Photo Credits: Tad Motoyama (Image 1: Cape Cobra / Image 2: Ethiopian Mountain Viper / Image 3: Armenian Viper / Image 4: Black-tailed Horned Viper / Image 5: Catalina Rattle-less Rattlesnake / Image 6: Aruba Island Rattlesnake / Image 7: Baja California Rat Snake / Image 8: Southwest Speckled Rattlesnake )
The most likely reason for the influx in babies this season is the years of preparation and extraordinary work that the L.A. Zoo’s LAIR staff has put into understanding and raising these rare and endangered snake species. The team has endeavored to find the formula that worked best for the collection.
“The staff at LAIR has a special talent when it comes to breeding snakes and lizards,” said Recchio. “The baby boom we are experiencing now is the result of years of observation, tinkering with new breeding tactics, and doing our best to mimic a snake’s natural habitat in the wild.”
Several years ago LAIR staff embarked on a plan to create an environment that best replicates the mountainous, rocky crevices where most of their rare and endangered snakes make their den during the coldest part of winter. Staff purchased a scientific refrigerator, typically used for storing pharmaceuticals, to house the snakes during the four months of the year they go through brumation, or a hibernation-like state necessary for successful breeding.
As the Zoo’s technology improved, the plan increased from one scientific refrigerator to an entire hibernaculum room consisting of multiple chambers that can hold several different snake species at a time.
The hibernaculum room, located behind the scenes at LAIR, is about the size of a small office and stacked wall to wall with sleeping snakes. Staff begins cycling adult snakes into brumation in mid-late November by taking preparatory measures such as ceasing their feedings, soaking them in water so they are well hydrated, and cleaning out their gut of feces so there are no traces of food left.

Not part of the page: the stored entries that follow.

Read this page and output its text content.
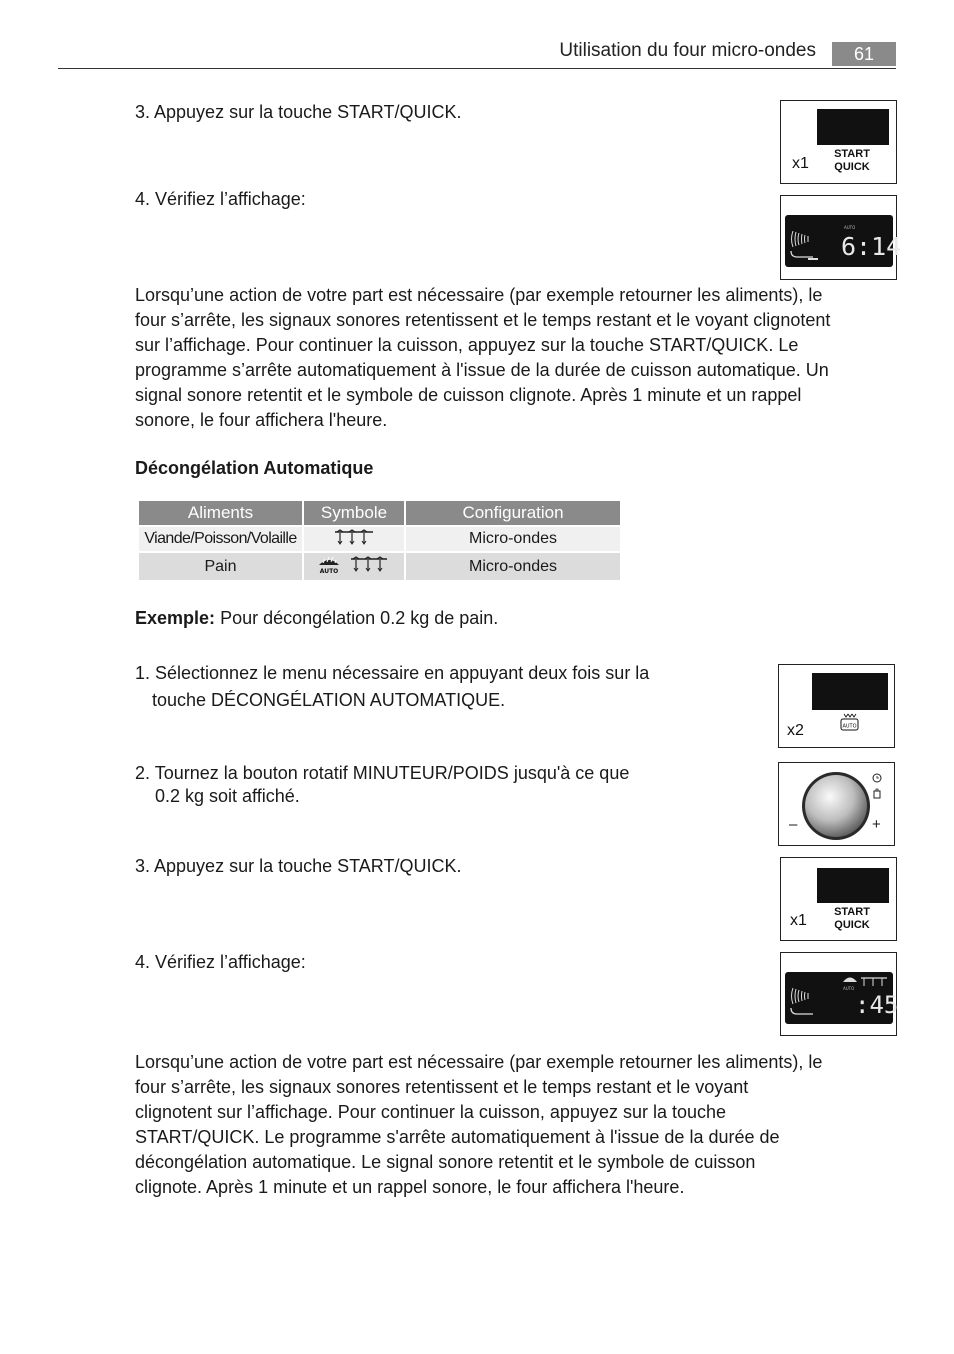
Utilisation du four micro-ondes	61
3. Appuyez sur la touche START/QUICK.
4. Vérifiez l’affichage:
Lorsqu’une action de votre part est nécessaire (par exemple retourner les aliments), le four s’arrête, les signaux sonores retentissent et le temps restant et le voyant clignotent sur l’affichage. Pour continuer la cuisson, appuyez sur la touche START/QUICK. Le programme s’arrête automatiquement à l'issue de la durée de cuisson automatique. Un signal sonore retentit et le symbole de cuisson clignote. Après 1 minute et un rappel sonore, le four affichera l'heure.
Décongélation Automatique
Aliments	Symbole	Configuration
Viande/Poisson/Volaille		Micro-ondes
Pain	AUTO	Micro-ondes
Exemple: Pour décongélation 0.2 kg de pain.
1. Sélectionnez le menu nécessaire en appuyant deux fois sur la
touche DÉCONGÉLATION AUTOMATIQUE.
2. Tournez la bouton rotatif MINUTEUR/POIDS jusqu'à ce que
0.2 kg soit affiché.
3. Appuyez sur la touche START/QUICK.
4. Vérifiez l’affichage:
Lorsqu’une action de votre part est nécessaire (par exemple retourner les aliments), le four s’arrête, les signaux sonores retentissent et le temps restant et le voyant clignotent sur l’affichage. Pour continuer la cuisson, appuyez sur la touche START/QUICK. Le programme s'arrête automatiquement à l'issue de la durée de décongélation automatique. Le signal sonore retentit et le symbole de cuisson clignote. Après 1 minute et un rappel sonore, le four affichera l'heure.
x1
START
QUICK
AUTO
6:14
x2	AUTO
–	+
x1	START
QUICK
AUTO
:45
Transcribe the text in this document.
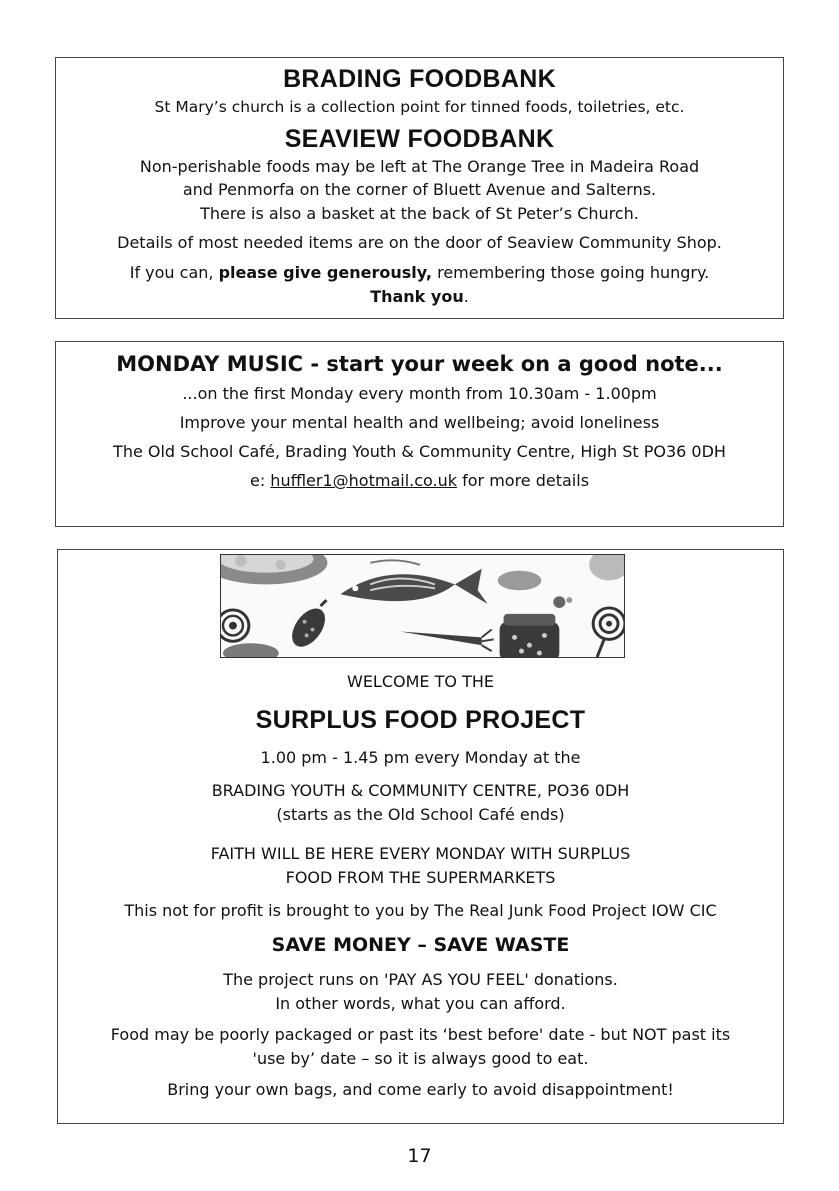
BRADING FOODBANK
St Mary’s church is a collection point for tinned foods, toiletries, etc.
SEAVIEW FOODBANK
Non-perishable foods may be left at The Orange Tree in Madeira Road
and Penmorfa on the corner of Bluett Avenue and Salterns.
There is also a basket at the back of St Peter’s Church.
Details of most needed items are on the door of Seaview Community Shop.
If you can, please give generously, remembering those going hungry.
Thank you.
MONDAY MUSIC - start your week on a good note...
...on the first Monday every month from 10.30am - 1.00pm
Improve your mental health and wellbeing; avoid loneliness
The Old School Café, Brading Youth & Community Centre, High St PO36 0DH
e: huffler1@hotmail.co.uk for more details
WELCOME TO THE
SURPLUS FOOD PROJECT
1.00 pm - 1.45 pm every Monday at the
BRADING YOUTH & COMMUNITY CENTRE, PO36 0DH
(starts as the Old School Café ends)
FAITH WILL BE HERE EVERY MONDAY WITH SURPLUS
FOOD FROM THE SUPERMARKETS
This not for profit is brought to you by The Real Junk Food Project IOW CIC
SAVE MONEY – SAVE WASTE
The project runs on 'PAY AS YOU FEEL' donations.
In other words, what you can afford.
Food may be poorly packaged or past its ‘best before' date - but NOT past its
'use by’ date – so it is always good to eat.
Bring your own bags, and come early to avoid disappointment!
17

Temperatures in the hibernaculum are generally brought down to a chilling 55 degrees, but some snakes need temperatures brought down close to freezing. In early spring, staff begins warming up the snake’s chambers and waking them up so that they can be put into breeding pairs again. The entire cycle was made to replicate the snake’s natural environment and circumstances they would experience in nature.
Los Angeles Zoo guests can now view many of these snake species in their habitats at LAIR daily.